When accuracy matters (finance, medicine, law):

  • Block two weeks for prompt refinement
  • Accept no compromises below 97% accuracy
  • Document every iteration and why it failed

Converting Complaints to Tests

Post-beta launch workflow:

  1. Receive customer complaint
  2. Reproduce the issue
  3. Create new test case capturing the failure
  4. Add to evaluation suite
  5. Iterate until test passes
  6. Verify no regression on existing tests

Real user behavior is your best evaluation source.

Pricing AI Products

Value-Based Pricing

Price based on value delivered, not SaaS conventions:

code
AI Product Price = (Human cost for equivalent work) × (0.1 to 0.5)

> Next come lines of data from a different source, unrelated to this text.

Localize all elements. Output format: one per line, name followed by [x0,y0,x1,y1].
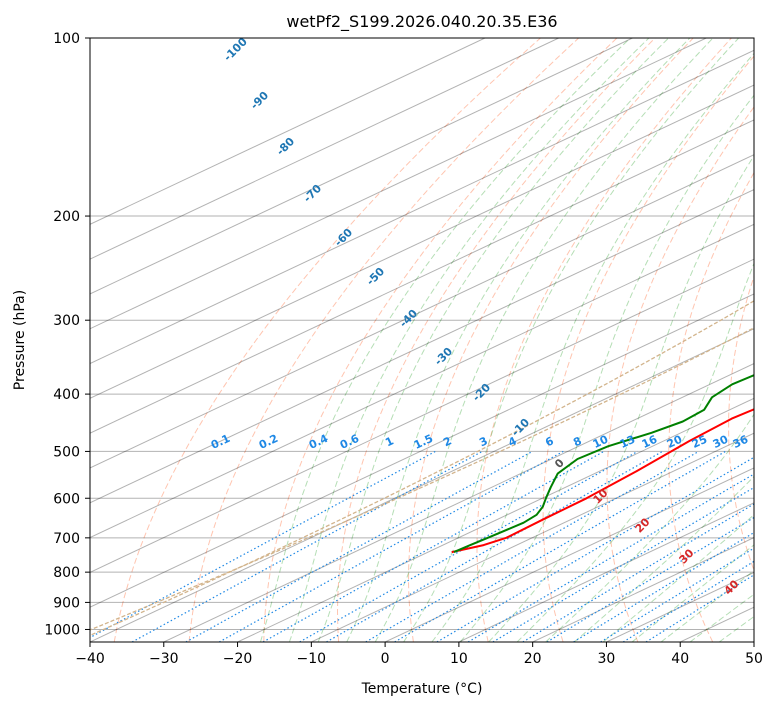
isotherm-line [90,38,633,295]
y-tick-label: 200 [53,209,80,225]
profile-lines [451,374,754,554]
isotherm-line [90,38,486,225]
mixing-ratio-line [185,450,533,642]
y-tick-label: 100 [53,31,80,47]
dry-adiabat [113,38,541,642]
x-tick-label: 10 [450,651,468,667]
x-tick-label: 0 [381,651,390,667]
isotherm-line [384,467,754,642]
moist-adiabat [573,475,754,642]
isotherm-line [90,84,754,399]
x-axis-title: Temperature (°C) [361,681,483,697]
dry-adiabat [542,55,754,642]
moist-adiabat [516,262,754,642]
mixing-ratio-line [90,450,436,639]
isotherm-line [90,119,754,434]
y-tick-label: 1000 [44,622,80,638]
dry-adiabat [263,38,618,642]
moist-adiabat [346,38,691,642]
reference-curve [90,327,754,631]
x-tick-label: −30 [149,651,179,667]
plot-frame [89,37,755,643]
isotherm-line [90,38,707,330]
mixing-ratio-line [467,473,754,642]
isotherm-line [90,258,754,573]
moist-adiabat [602,514,754,642]
mixing-ratio-line [622,560,754,642]
isotherm-line [163,362,754,642]
mixing-ratio-label: 30 [711,433,731,451]
axes: −40 −30 −20 −10 0 10 20 30 40 50 100 200 300 400 500 60… [44,31,763,667]
isotherm-line [90,293,754,608]
y-tick-label: 400 [53,387,80,403]
moist-adiabat [631,544,754,642]
x-tick-label: 20 [524,651,542,667]
x-tick-label: 40 [671,651,689,667]
dry-adiabat [188,38,580,642]
mixing-ratio-label: 16 [640,433,660,451]
x-tick-label: 50 [745,651,763,667]
y-tick-label: 700 [53,531,80,547]
y-tick-label: 600 [53,491,80,507]
dry-adiabat [606,106,754,642]
dewpoint-profile-line [453,374,754,554]
mixing-ratio-label: 10 [591,433,611,451]
moist-adiabat [488,154,754,642]
isotherm-line [90,38,559,260]
isotherm-line [90,49,754,365]
mixing-ratio-line [600,547,754,642]
chart-title: wetPf2_S199.2026.040.20.35.E36 [286,12,557,32]
y-tick-label: 800 [53,565,80,581]
moist-adiabat [545,413,754,642]
mixing-ratio-label: 25 [690,433,709,451]
mixing-ratio-line [262,450,605,642]
x-tick-label: −10 [297,651,327,667]
moist-adiabat [431,52,754,642]
isotherm-line [90,223,754,539]
isotherm-line [532,537,754,642]
isotherm-line [753,641,754,642]
mixing-ratio-line [573,531,754,642]
plot-grid [90,38,754,642]
mixing-ratio-label: 20 [665,433,685,451]
isotherm-line [311,432,754,642]
mixing-ratio-label: 13 [618,433,637,451]
reference-curve [90,300,754,637]
y-tick-label: 900 [53,595,80,611]
dry-adiabat [407,38,694,642]
mixing-ratio-line [326,450,663,642]
isotherm-line [90,188,754,504]
mixing-ratio-line [218,450,564,642]
mixing-ratio-line [436,456,754,642]
isotherm-line [237,397,754,642]
moist-adiabat [374,38,714,642]
y-axis-title: Pressure (hPa) [12,290,28,390]
y-tick-label: 500 [53,444,80,460]
dry-adiabat [668,171,754,642]
moist-adiabat [459,94,754,642]
isotherm-line [458,502,754,642]
temperature-profile-line [451,408,754,554]
mixing-ratio-line [546,516,754,642]
moist-adiabat [403,38,740,642]
isotherm-line [90,154,754,469]
dry-adiabat [728,275,754,572]
mixing-ratio-line [645,574,754,642]
x-tick-label: −40 [75,651,105,667]
mixing-ratio-label: 36 [731,433,751,451]
moist-adiabat [317,38,669,642]
dry-adiabat [336,38,656,642]
mixing-ratio-line [131,450,483,642]
x-tick-label: −20 [223,651,253,667]
x-tick-label: 30 [598,651,616,667]
plot-background [90,38,754,642]
y-tick-label: 300 [53,313,80,329]
moist-adiabat [288,38,650,642]
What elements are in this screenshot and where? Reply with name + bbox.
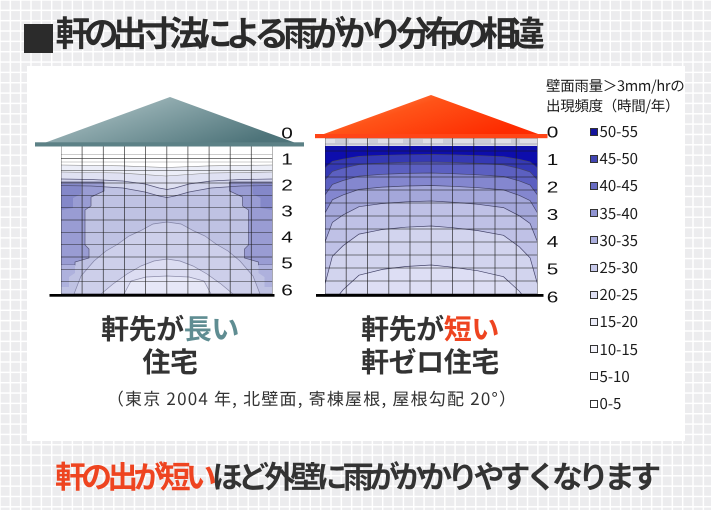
svg-text:2: 2 bbox=[281, 176, 293, 194]
svg-text:0: 0 bbox=[547, 123, 559, 141]
svg-text:3: 3 bbox=[547, 205, 559, 223]
svg-text:4: 4 bbox=[547, 232, 559, 250]
svg-text:6: 6 bbox=[547, 288, 559, 306]
svg-text:6: 6 bbox=[281, 281, 293, 299]
svg-text:1: 1 bbox=[281, 150, 293, 168]
svg-text:2: 2 bbox=[547, 178, 559, 196]
svg-text:5: 5 bbox=[547, 260, 559, 278]
svg-text:3: 3 bbox=[281, 202, 293, 220]
svg-text:5: 5 bbox=[281, 254, 293, 272]
svg-text:1: 1 bbox=[547, 150, 559, 168]
svg-text:4: 4 bbox=[281, 228, 293, 246]
svg-text:0: 0 bbox=[281, 124, 293, 142]
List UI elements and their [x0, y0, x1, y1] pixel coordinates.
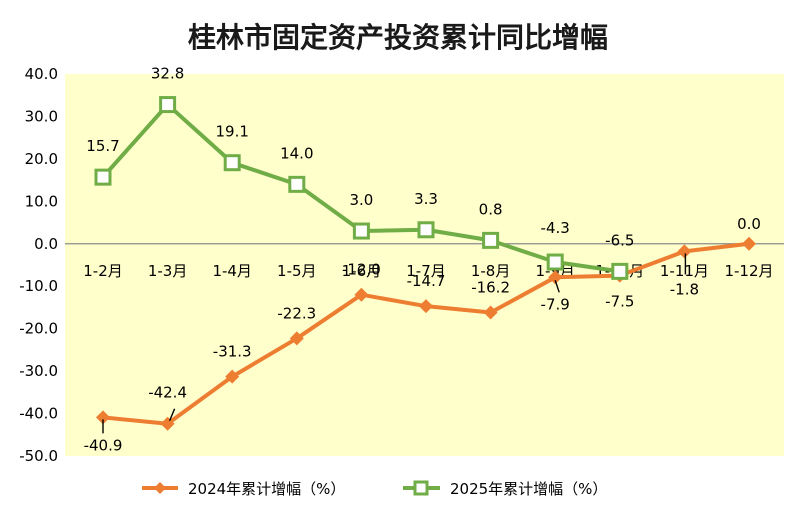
data-point-2024 — [160, 416, 175, 431]
y-tick-label: -50.0 — [19, 447, 58, 465]
data-point-2025 — [417, 221, 435, 239]
data-label-2024: -7.5 — [605, 293, 634, 311]
data-label-2025: 32.8 — [151, 65, 184, 83]
legend-2024-marker — [154, 482, 166, 494]
plot-area — [65, 74, 784, 456]
x-category-label: 1-4月 — [212, 262, 252, 280]
data-point-2024 — [289, 331, 304, 346]
x-category-label: 1-3月 — [148, 262, 188, 280]
data-label-2024: -14.7 — [407, 272, 446, 290]
y-tick-label: 10.0 — [25, 192, 58, 210]
data-point-2024 — [483, 305, 498, 320]
data-label-2025: 19.1 — [215, 123, 248, 141]
data-point-2025 — [482, 231, 500, 249]
data-label-2024: -7.9 — [541, 295, 570, 313]
x-category-label: 1-2月 — [83, 262, 123, 280]
data-point-2024 — [225, 369, 240, 384]
legend-2025-marker — [413, 480, 429, 496]
chart-title: 桂林市固定资产投资累计同比增幅 — [188, 21, 608, 54]
data-label-2025: 3.3 — [414, 190, 438, 208]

Example: If a paralegal costs $50/hour and takes 4 hours for research ($200 total), price AI at $20-100 per equivalent task.

Discovery Process

Ask customers directly: "How would you like to pay for this?"

Common models:

  • Per-task pricing (for discrete, measurable outputs)
  • Seat-based (for ongoing assistance tools)
  • Usage-based (for variable consumption patterns)
  • Outcome-based (for replacement products)

Avoiding PRR Trap

Pilot Recurring Revenue (PRR): Revenue from pilot programs that may not convert to real ARR.

Warning signs:

  • Pilots that keep extending without conversion
  • Usage metrics that don't match payment
  • Customers who praise but don't deploy

Focus on actual customer adoption and usage, not pilot revenue.

Marketing and Sales

Product-is-Everything Principle

Your product isn't just pixels on screen—it includes:

  • Customer support quality
  • Onboarding experience
  • Training materials
  • Customer success interactions
  • Founder involvement in early deals

Great products generate word-of-mouth. Product quality drives marketing success more than marketing investment.

Bridging the Trust Gap

Enterprise buyers face uncertainty moving from controllable humans (trainable, fireable) to unknown AI.

Trust-building tactics:

  1. Side-by-side comparisons: Offer head-to-head tests against existing human services during pilots
  2. Controlled pilots: Let customers test with real work in controlled environment
  3. Published studies: Create case studies with measurable outcomes
  4. Gradual rollout: Start with low-risk tasks, expand as trust builds

Forward Deployed Engineers

For enterprise customers, place engineers who sit with customers to:

  • Ensure products work in their specific environment
  • Gather real feedback on failure modes
  • Build relationship and trust
  • Identify expansion opportunities

Building Defensibility

Defensibility comes from accumulated iteration complexity, not proprietary models.

Sources of defensibility:

  • Thousands of evaluations refined over years
  • Deep understanding of domain-specific edge cases
  • Integrated workflows that are painful to switch
  • Brand trust built through consistent quality
  • Data flywheel from customer usage

Common Mistakes to Avoid

MistakeWhy It FailsBetter Approach
Stopping at 70% accuracyUnusable for professional workIterate until 97%+
Using agent frameworks without understandingAdds complexity without reliabilityBuild simple, testable pipelines
Over-investing in sales vs. productUnsustainable growthLet product quality drive growth
Pricing like SaaSLeaves value on tablePrice based on human cost replacement
Ignoring domain expertiseMiss critical failure modesPartner with or become domain experts
Counting PRR as real revenueInflates metrics, hides problemsTrack actual deployment and usage

Quick Reference: Evaluation Tools

Promptfoo (open source, command line):

  • Run batch evaluations
  • Compare prompt versions
  • Track regression over time

Basic usage pattern:

bash
promptfoo eval --config eval_config.yaml

Structure evaluations in YAML with inputs, expected outputs, and grading criteria.